Ela acrescenta que uma eventual judicialização da disputa de 2022, além de exigir uma recontagem de todos os votos, gerando custos para a administração pública, paralisará o país no momento em que decisões políticas importantes precisarão ser tomadas para a recuperação econômica. Para a constitucionalista, Bolsonaro também poderá tentar atrair o apoio de grupos políticos e até de manifestantes radicais.

Apelo aos apoiadores

“É claro que ele vai tentar atrair grupos políticos que supostamente o apoiariam, incluindo manifestantes violentos, como já vimos diversas vezes, mas ele não vai ter apoio político suficiente para isso e tampouco dos militares. Eu arrisco a dizer a você que os militares, ao contrário, vão se posicionar contra qualquer iniciativa antidemocrática”, concluiu a especialista.

Já o cientista político Ricardo Caichiolo, professor do Ibmec Brasília, considera que o esforço de Bolsonaro em questionar a lisura do sistema eleitoral brasileiro não tem o respaldo da população nem da mídia. “É uma pressão inócua, porque há um forte entendimento da mídia e da população de que a volta do voto impresso seria um retrocesso. Boa parte da população aprova e entende que o voto eletrônico é infinitamente melhor do que o voto impresso, dá maior segurança jurídica, maior rapidez na apuração dos votos e não é vulnerável a fraudes como o presidente Bolsonaro alerta e chama a atenção”, disse Caichiolo.



O docente considera não haver um risco de ruptura institucional em uma eventual contestação das eleições de 2022, mas que é certo que um ambiente de instabilidade política poderá afastar os investidores.
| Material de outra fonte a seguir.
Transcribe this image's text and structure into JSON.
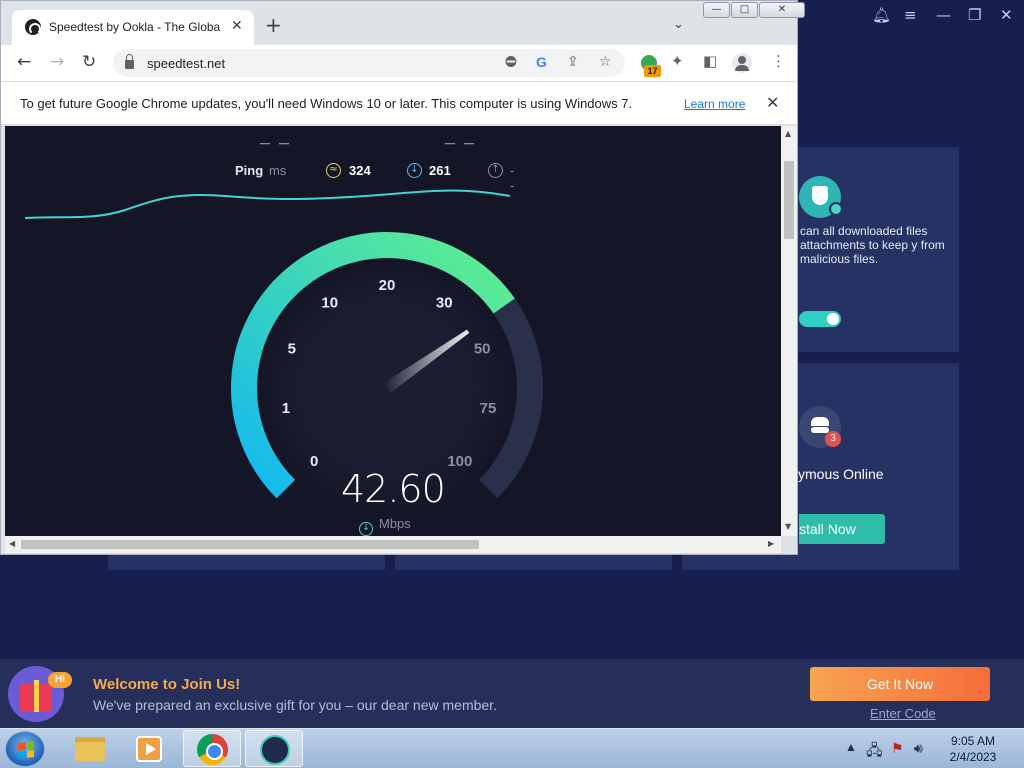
{
  "background_app": {
    "card1_desc": "can all downloaded files attachments to keep y from malicious files.",
    "card2_title": "ymous Online",
    "card2_badge": "3",
    "install_label": "stall Now"
  },
  "promo": {
    "badge": "Hi",
    "title": "Welcome to Join Us!",
    "subtitle": "We've prepared an exclusive gift for you – our dear new member.",
    "cta": "Get It Now",
    "link": "Enter Code"
  },
  "taskbar": {
    "time": "9:05 AM",
    "date": "2/4/2023"
  },
  "chrome": {
    "tab_title": "Speedtest by Ookla - The Global",
    "url": "speedtest.net",
    "extension_badge": "17",
    "infobar_text": "To get future Google Chrome updates, you'll need Windows 10 or later. This computer is using Windows 7.",
    "infobar_link": "Learn more"
  },
  "speedtest": {
    "top_dashes_left": "_ _",
    "top_dashes_right": "_ _",
    "ping_label": "Ping",
    "ping_unit": "ms",
    "ping_idle": "324",
    "ping_download": "261",
    "ping_upload": "--",
    "gauge_ticks": [
      "0",
      "1",
      "5",
      "10",
      "20",
      "30",
      "50",
      "75",
      "100"
    ],
    "gauge_value": 42.6,
    "speed_display": "42.60",
    "speed_unit": "Mbps"
  },
  "colors": {
    "gauge_start": "#12b8f0",
    "gauge_end": "#61f08c",
    "page_bg": "#141526",
    "accent_orange": "#f56d3b"
  }
}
“Não acredito numa ruptura institucional, isso não vai acontecer de forma alguma, mas a não aceitação do resultado das eleições sempre afeta o mercado de ações. Os investidores estrangeiros tendem, em época de eleições, a ficar meio ressabiados e avessos ao risco de grandes variações dentro do cenário político do país. O que pode acontecer é um impacto negativo em termos de investimento estrangeiro, fuga de investidores, variação da alta do dólar, por exemplo, isso pode acontecer”, concluiu o cientista político.